On Monday, share markets in India opened on a positive note and ended the day in green after an optimistic day of trading.

The BSE Sensex closed higher by 307 points to end the day at 36,270. While the broader NSE Nifty ended the up by 83 points to end at 10,888.

Among BSE sectoral indices, metal stocks rose the most by 2.1%, followed by energy stocks at 1.5%. Tata Motors and Power Grid Corporation were among the top gainers.

Top Stocks in Action Today

Bandhan Bank share price is likely to be in focus today after the Kolkata-based private sector lender received prior approval from the Reserve Bank of India (RBI) to open new branches.

Shares of the bank have rallied 19% in the last four trading sessions on back of the above news.

In September, the Reserve Bank of India had barred Bandhan Bank from opening new branches without its approval and had ordered it to freeze the MD's salary over its failure to meet shareholding rules.

Tata Motors share price is likely to be in focus said it has filed a writ petition against the Reserve Bank of India's (RBI) for forbidding the bank to reduce promoter holding to the mandated level by issuing perpetual non-convertible preference shares (PNCPS).

India's Trade Deficit Widens to US$ 16.7 billion

According to commerce ministry data, India's exports grew by a meagre 0.8% to US$ 26.5 billion in November.

Imports rose by 4.3% to US$ 43.2 billion during the month, leading to widening of the trade deficit to US$ 16.7 billion.

The deficit widened despite a steep decline of 15.6% in gold imports at US$ 2.8 billion during the month under review.

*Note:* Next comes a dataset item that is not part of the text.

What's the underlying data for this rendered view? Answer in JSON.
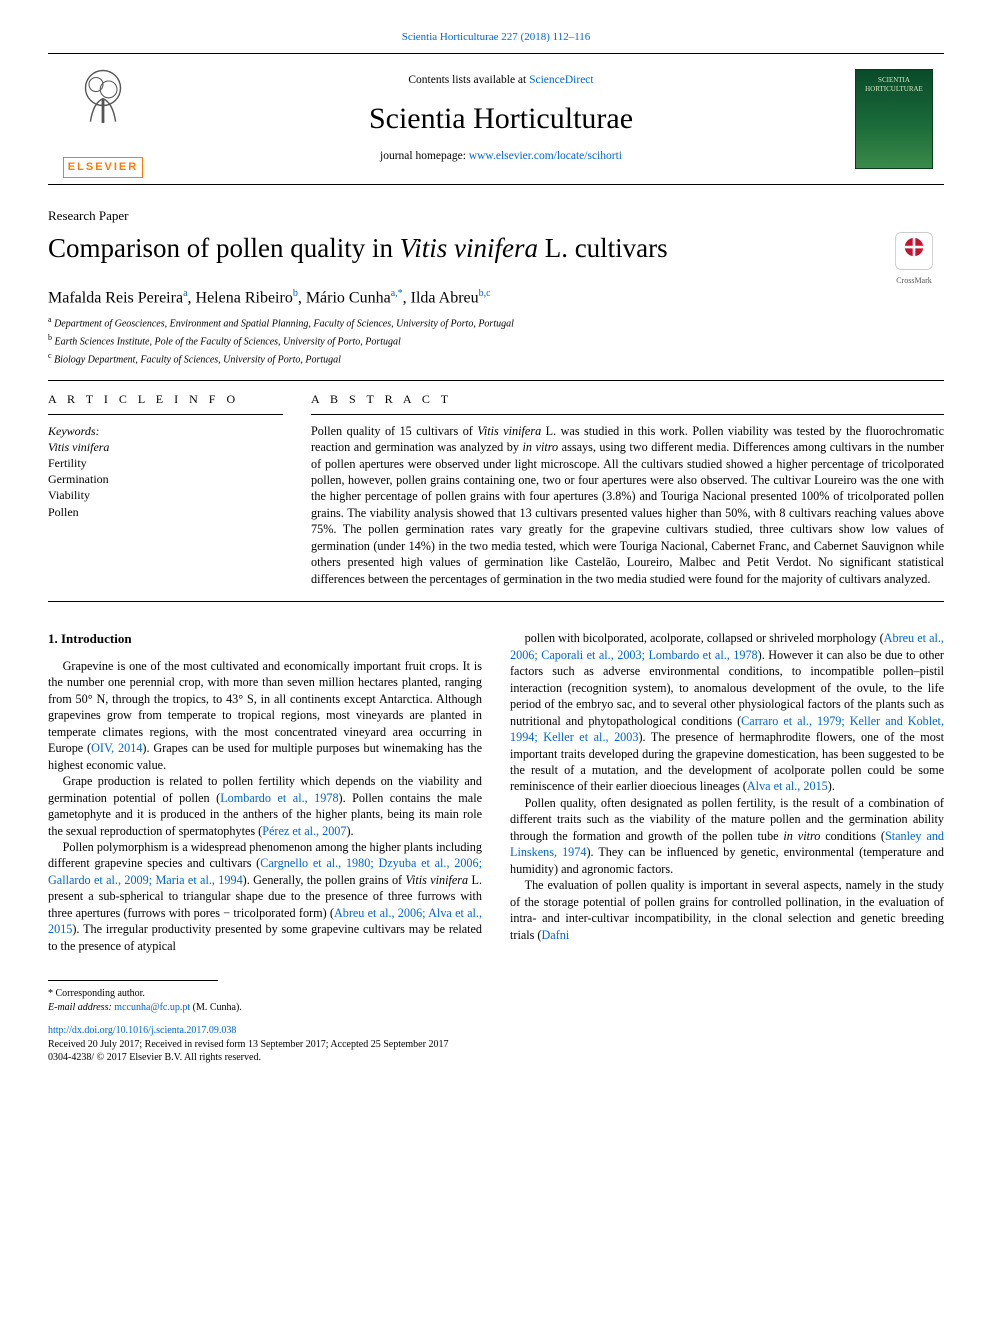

During April-November this fiscal, exports rose by 11.6% to US$ 217.5 billion, while imports recorded a growth of 14.7% to US$ 345.6 billion.

Trade deficit during the period widened to US$ 128.1 billion as against US$ 106.4 billion during April-November 2017-18. Oil imports in November jumped by 41.3% to US$ 13.5 billion. However, the non-oil imports dipped by 6.8% to US$ 29.7 billion.

Speaking of the reason behind India's rising deficit, the one big thing that worked for the Modi government when it came into power was low oil prices.

Given that India largely imports most of the oil it consumes, lower prices meant the trade deficit was kept in check.

Fast forward to recent past...oil prices had risen.

So has the trade deficit. But can this be entirely attributed to rising crude prices? Not really, if an article in Livemint is to be believed.

You see, oil prices have inched up in FY18. But they are still not as high as they were in FY14.

Yet, in FY14, the trade deficit was barely anything. Whereas in FY18, India is staring at a trade deficit of around US$ 53 billion.

Gold is not the culprit either. Gold imports peaked in FY12, after which they fell and have been at moderate levels.

So it's the non-oil, non-gold deficit that is the big problem today.

You may be aware, dear reader, India's export growth in the last four years has been poor. Meanwhile, imports have risen.

We seem to be staring at a structural problem. While consumption has been a big driver of GDP growth, investments in the economy have not picked up.

This is a crucial issue that must be addressed in the long-term.